Not much is left of Berwick Castle today, but when Sparke was alive, it was still an important border fortress. (Image from Wikipedia, by Neddyseagoon at English Wikipedia, CC BY 2.5)

Sparke, like most of the senior monks at Durham, had studied at Durham College in Oxford in the 1520s and 1530s before taking leadership roles within the priory. He was prior of Holy Island for a time, before settling back into Durham, and becoming master of Greatham Hospital after the dissolution of the priory. Despite the fact that he had a doctorate in theology, in 1552 the duke of Northumberland wrote that he was neither ‘neither preacher, learned, nor honest, so pernicious that the country abhors him’. It may be a projection of Northumberland’s own prejudices onto Sparke rather than a true reflection of Sparke’s role in the diocese. Northumberland was evangelical and had high hopes for a more radical Protestantism in England, and clearly hoped that Durham was more reformed than Sparke. This was at the same time that Northumberland was trying to dissolve Durham diocese in order to claw back palatinate revenues for the king, so he was not inclined to be charitable to the diocese’s priests for other reasons! This impression is backed up by the only book of Sparke’s that we still have- a rather nice Psalter which is now in York Minster Library that he finally gave to fellow-canon John Tutyng in 1566.

 

Jacques Lefèvre d’Etaples, the editor of the Psalter. He was a reforming Catholic, who produced the first Bible in French in the 1530s as well as lots of editions of important texts.

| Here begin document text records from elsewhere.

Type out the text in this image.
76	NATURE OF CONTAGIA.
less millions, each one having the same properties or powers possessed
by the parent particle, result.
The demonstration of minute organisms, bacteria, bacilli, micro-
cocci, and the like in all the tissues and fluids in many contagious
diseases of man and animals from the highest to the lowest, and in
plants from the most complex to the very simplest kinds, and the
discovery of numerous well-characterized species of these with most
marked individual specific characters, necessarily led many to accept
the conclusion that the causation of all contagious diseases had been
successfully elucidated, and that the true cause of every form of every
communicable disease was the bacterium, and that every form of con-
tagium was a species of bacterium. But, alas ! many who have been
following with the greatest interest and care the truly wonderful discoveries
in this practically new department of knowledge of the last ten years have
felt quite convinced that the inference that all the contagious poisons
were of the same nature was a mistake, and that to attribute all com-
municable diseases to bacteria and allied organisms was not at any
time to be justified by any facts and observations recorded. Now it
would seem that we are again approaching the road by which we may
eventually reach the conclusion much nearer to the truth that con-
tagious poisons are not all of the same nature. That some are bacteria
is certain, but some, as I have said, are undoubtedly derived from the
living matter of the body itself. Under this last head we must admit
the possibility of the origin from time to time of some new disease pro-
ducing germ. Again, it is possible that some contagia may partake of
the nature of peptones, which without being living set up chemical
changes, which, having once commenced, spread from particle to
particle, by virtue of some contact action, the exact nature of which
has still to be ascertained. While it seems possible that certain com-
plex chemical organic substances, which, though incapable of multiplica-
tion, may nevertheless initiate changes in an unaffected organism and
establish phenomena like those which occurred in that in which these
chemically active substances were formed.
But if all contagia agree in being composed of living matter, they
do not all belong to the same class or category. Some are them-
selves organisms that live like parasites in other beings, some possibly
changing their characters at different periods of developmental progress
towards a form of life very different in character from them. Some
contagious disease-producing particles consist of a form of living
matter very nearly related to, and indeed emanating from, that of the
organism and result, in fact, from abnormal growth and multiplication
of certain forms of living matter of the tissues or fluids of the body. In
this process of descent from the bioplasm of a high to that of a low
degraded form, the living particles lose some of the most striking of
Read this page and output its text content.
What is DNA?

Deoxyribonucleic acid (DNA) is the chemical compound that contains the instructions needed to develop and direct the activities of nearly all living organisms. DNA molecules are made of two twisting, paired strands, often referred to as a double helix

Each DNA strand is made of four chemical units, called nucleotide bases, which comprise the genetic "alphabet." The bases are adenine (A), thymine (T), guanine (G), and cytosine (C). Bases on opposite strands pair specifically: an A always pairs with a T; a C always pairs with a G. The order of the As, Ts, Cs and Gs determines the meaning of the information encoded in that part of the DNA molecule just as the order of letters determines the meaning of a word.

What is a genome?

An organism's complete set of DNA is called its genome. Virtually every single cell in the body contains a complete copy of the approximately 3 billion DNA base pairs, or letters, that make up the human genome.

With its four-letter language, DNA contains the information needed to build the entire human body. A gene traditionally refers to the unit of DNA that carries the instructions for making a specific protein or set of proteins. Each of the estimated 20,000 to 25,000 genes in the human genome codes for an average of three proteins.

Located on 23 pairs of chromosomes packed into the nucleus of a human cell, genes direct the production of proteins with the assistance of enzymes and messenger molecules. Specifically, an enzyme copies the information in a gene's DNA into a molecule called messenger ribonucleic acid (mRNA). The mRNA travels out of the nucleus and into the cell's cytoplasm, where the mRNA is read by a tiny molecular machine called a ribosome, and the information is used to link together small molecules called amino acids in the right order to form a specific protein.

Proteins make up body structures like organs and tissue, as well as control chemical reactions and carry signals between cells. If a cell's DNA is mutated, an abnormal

It’s one of the 1508 printing of the Quintuplex Psalter from Venice, and the most interesting thing about it is that the editor, Jacques Lefèvre d’Étaples, gives five versions of the psalms, with extensive footnotes. All of the versions are in Latin, but they are all slightly different and from different textual traditions. The point of having them all together is so that scholars could try to work out what the best and most accurate Latin version should be. Sadly, Sparke doesn’t seem to have annotated it himself. Almost all the annotations seem to be by Thomas Swalwell, but still it’s an interesting book for Sparke to own. It shows him as interested enough in the humanist projects of textual criticism and Biblical accuracy to own and probably use this psalter. Like Tunstall and many of Tunstall’s chaplains, Sparke’s book hints at a much richer intellectual life than we might guess from Northumberland’s grumpy comments about his learning in 1552. It also hints at the wider possibilities for reform, not Reformation, within the Catholic Church in the middle of the sixteenth century.